Turn prompts into videos with Captions

With Captions, prompts get you from zero to video, fast. You can use prompts to generate new videos on your phone or computer; just type what you want to make, and Captions builds it. Then use the chat-based editor to describe any changes you want to see in plain language, and Captions will edit your video accordingly.

All you need to start is a video idea. Captions guides you through the rest, including generating a script for you if you need one.

Frequently asked questions

What is the difference between a text-to-video and image-to-video prompt?

Text-to-video generates footage entirely from a written description, so the model creates everything from scratch based on your words.  Image-to-video starts from a still image you provide and generates motion from that starting frame.

Image-to-video gives you more control over the initial visual composition; text-to-video gives you more flexibility to create scenes without existing assets.

Can you use JSON for AI video prompting?

Some model do support JSON-style structured prompts, like Google Veo. Instead of writing a single paragraph, you organize your prompt into labeled fields: subject, action, camera, lighting, style, duration. This format is most useful for large teams producing significant numbers of clips at a time. It's less important for solo creators or smaller teams who make content in smaller batches.

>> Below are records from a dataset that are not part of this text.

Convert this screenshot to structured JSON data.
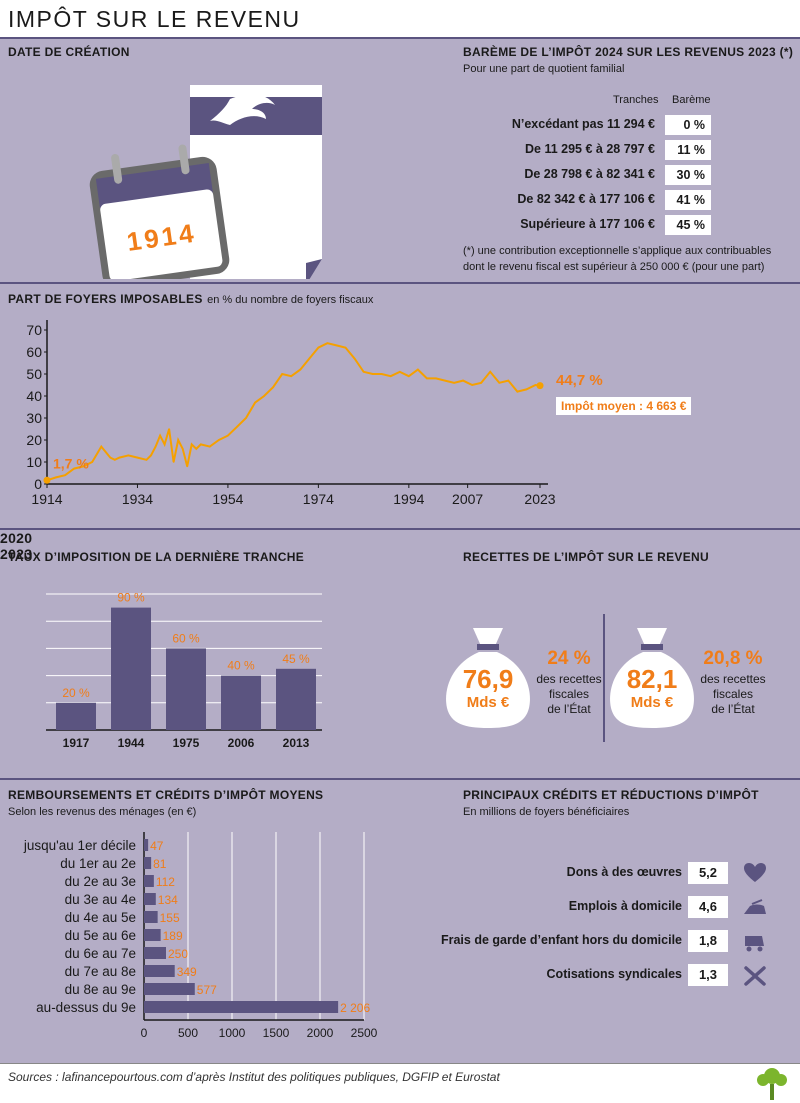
{
  "title": "IMPÔT SUR LE REVENU",
  "creation": {
    "heading": "DATE DE CRÉATION",
    "year": "1914"
  },
  "bareme": {
    "heading": "BARÈME DE L’IMPÔT 2024 SUR LES REVENUS 2023 (*)",
    "subtitle": "Pour une part de quotient familial",
    "col_tranches": "Tranches",
    "col_bareme": "Barème",
    "rows": [
      {
        "tranche": "N’excédant pas 11 294 €",
        "taux": "0 %"
      },
      {
        "tranche": "De 11 295 € à 28 797 €",
        "taux": "11 %"
      },
      {
        "tranche": "De 28 798 € à 82 341 €",
        "taux": "30 %"
      },
      {
        "tranche": "De 82 342 € à 177 106 €",
        "taux": "41 %"
      },
      {
        "tranche": "Supérieure à 177 106 €",
        "taux": "45 %"
      }
    ],
    "note_line1": "(*) une contribution exceptionnelle s’applique aux contribuables",
    "note_line2": "dont le revenu fiscal est supérieur à 250 000 € (pour une part)"
  },
  "foyers": {
    "heading": "PART DE FOYERS IMPOSABLES",
    "unit": "en % du nombre de foyers fiscaux",
    "start_label": "1,7 %",
    "end_label": "44,7 %",
    "impot_moyen": "Impôt moyen : 4 663 €"
  },
  "chart_data": [
    {
      "type": "line",
      "x": [
        1914,
        1916,
        1918,
        1920,
        1922,
        1924,
        1926,
        1928,
        1929,
        1930,
        1932,
        1934,
        1936,
        1937,
        1938,
        1939,
        1940,
        1941,
        1942,
        1943,
        1944,
        1945,
        1946,
        1947,
        1948,
        1950,
        1952,
        1954,
        1956,
        1958,
        1960,
        1962,
        1964,
        1966,
        1968,
        1970,
        1972,
        1974,
        1976,
        1978,
        1980,
        1982,
        1984,
        1986,
        1988,
        1990,
        1992,
        1994,
        1996,
        1998,
        2000,
        2002,
        2004,
        2006,
        2007,
        2008,
        2010,
        2012,
        2014,
        2016,
        2018,
        2020,
        2022,
        2023
      ],
      "values": [
        1.7,
        3,
        4,
        7,
        8,
        10,
        17,
        12,
        11,
        12,
        13,
        12,
        11,
        13,
        17,
        22,
        18,
        25,
        10,
        20,
        16,
        8,
        18,
        16,
        18,
        17,
        20,
        22,
        26,
        30,
        37,
        40,
        44,
        50,
        49,
        52,
        57,
        62,
        64,
        63,
        62,
        57,
        51,
        50,
        50,
        49,
        51,
        49,
        52,
        48,
        48,
        47,
        46,
        47,
        46,
        45,
        46,
        51,
        46,
        47,
        42,
        43,
        45,
        44.7
      ],
      "x_ticks": [
        "1914",
        "1934",
        "1954",
        "1974",
        "1994",
        "2007",
        "2023"
      ],
      "y_ticks": [
        "0",
        "10",
        "20",
        "30",
        "40",
        "50",
        "60",
        "70"
      ],
      "ylim": [
        0,
        70
      ],
      "xlim": [
        1914,
        2023
      ],
      "color": "#f5a000"
    },
    {
      "type": "bar",
      "title": "TAUX D’IMPOSITION DE LA DERNIÈRE TRANCHE",
      "categories": [
        "1917",
        "1944",
        "1975",
        "2006",
        "2013"
      ],
      "values": [
        20,
        90,
        60,
        40,
        45
      ],
      "labels": [
        "20 %",
        "90 %",
        "60 %",
        "40 %",
        "45 %"
      ],
      "ylim": [
        0,
        100
      ],
      "color": "#5b5480"
    },
    {
      "type": "bar",
      "title": "REMBOURSEMENTS ET CRÉDITS D’IMPÔT MOYENS",
      "subtitle": "Selon les revenus des ménages (en €)",
      "orientation": "horizontal",
      "categories": [
        "jusqu'au 1er décile",
        "du 1er au 2e",
        "du 2e au 3e",
        "du 3e au 4e",
        "du 4e au 5e",
        "du 5e au 6e",
        "du 6e au 7e",
        "du 7e au 8e",
        "du 8e au 9e",
        "au-dessus du 9e"
      ],
      "values": [
        47,
        81,
        112,
        134,
        155,
        189,
        250,
        349,
        577,
        2206
      ],
      "labels": [
        "47",
        "81",
        "112",
        "134",
        "155",
        "189",
        "250",
        "349",
        "577",
        "2 206"
      ],
      "x_ticks": [
        "0",
        "500",
        "1000",
        "1500",
        "2000",
        "2500"
      ],
      "xlim": [
        0,
        2500
      ],
      "color": "#5b5480"
    }
  ],
  "taux": {
    "heading": "TAUX D’IMPOSITION DE LA DERNIÈRE TRANCHE"
  },
  "recettes": {
    "heading": "RECETTES DE L’IMPÔT SUR LE REVENU",
    "items": [
      {
        "year": "2020",
        "amount": "76,9",
        "unit": "Mds €",
        "share": "24 %",
        "desc1": "des recettes",
        "desc2": "fiscales",
        "desc3": "de l’État"
      },
      {
        "year": "2023",
        "amount": "82,1",
        "unit": "Mds €",
        "share": "20,8 %",
        "desc1": "des recettes",
        "desc2": "fiscales",
        "desc3": "de l’État"
      }
    ]
  },
  "rembours": {
    "heading": "REMBOURSEMENTS ET CRÉDITS D’IMPÔT MOYENS",
    "subtitle": "Selon les revenus des ménages (en €)"
  },
  "credits": {
    "heading": "PRINCIPAUX CRÉDITS ET RÉDUCTIONS D’IMPÔT",
    "subtitle": "En millions de foyers bénéficiaires",
    "items": [
      {
        "label": "Dons à des œuvres",
        "value": "5,2",
        "icon": "heart-icon"
      },
      {
        "label": "Emplois à domicile",
        "value": "4,6",
        "icon": "iron-icon"
      },
      {
        "label": "Frais de garde d’enfant hors du domicile",
        "value": "1,8",
        "icon": "stroller-icon"
      },
      {
        "label": "Cotisations syndicales",
        "value": "1,3",
        "icon": "tools-icon"
      }
    ]
  },
  "sources": "Sources : lafinancepourtous.com d’après Institut des politiques publiques, DGFIP et Eurostat",
  "colors": {
    "panel": "#b4adc6",
    "purple": "#5b5480",
    "orange": "#f07d19",
    "line": "#f5a000"
  }
}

What are common AI video prompt mistakes?

The most frequent:

  • Being too vague about the subject ("a person" instead of "a woman in her 30s with short dark hair in a blue blazer")

  • Not specifying camera movement (defaulting to whatever the model chooses)

  • Ignoring lighting (which controls mood more than almost anything else)

  • Writing a prompt for the idea rather than the visual.

AI video models are not writers; they need to know what to see, not what the video is about.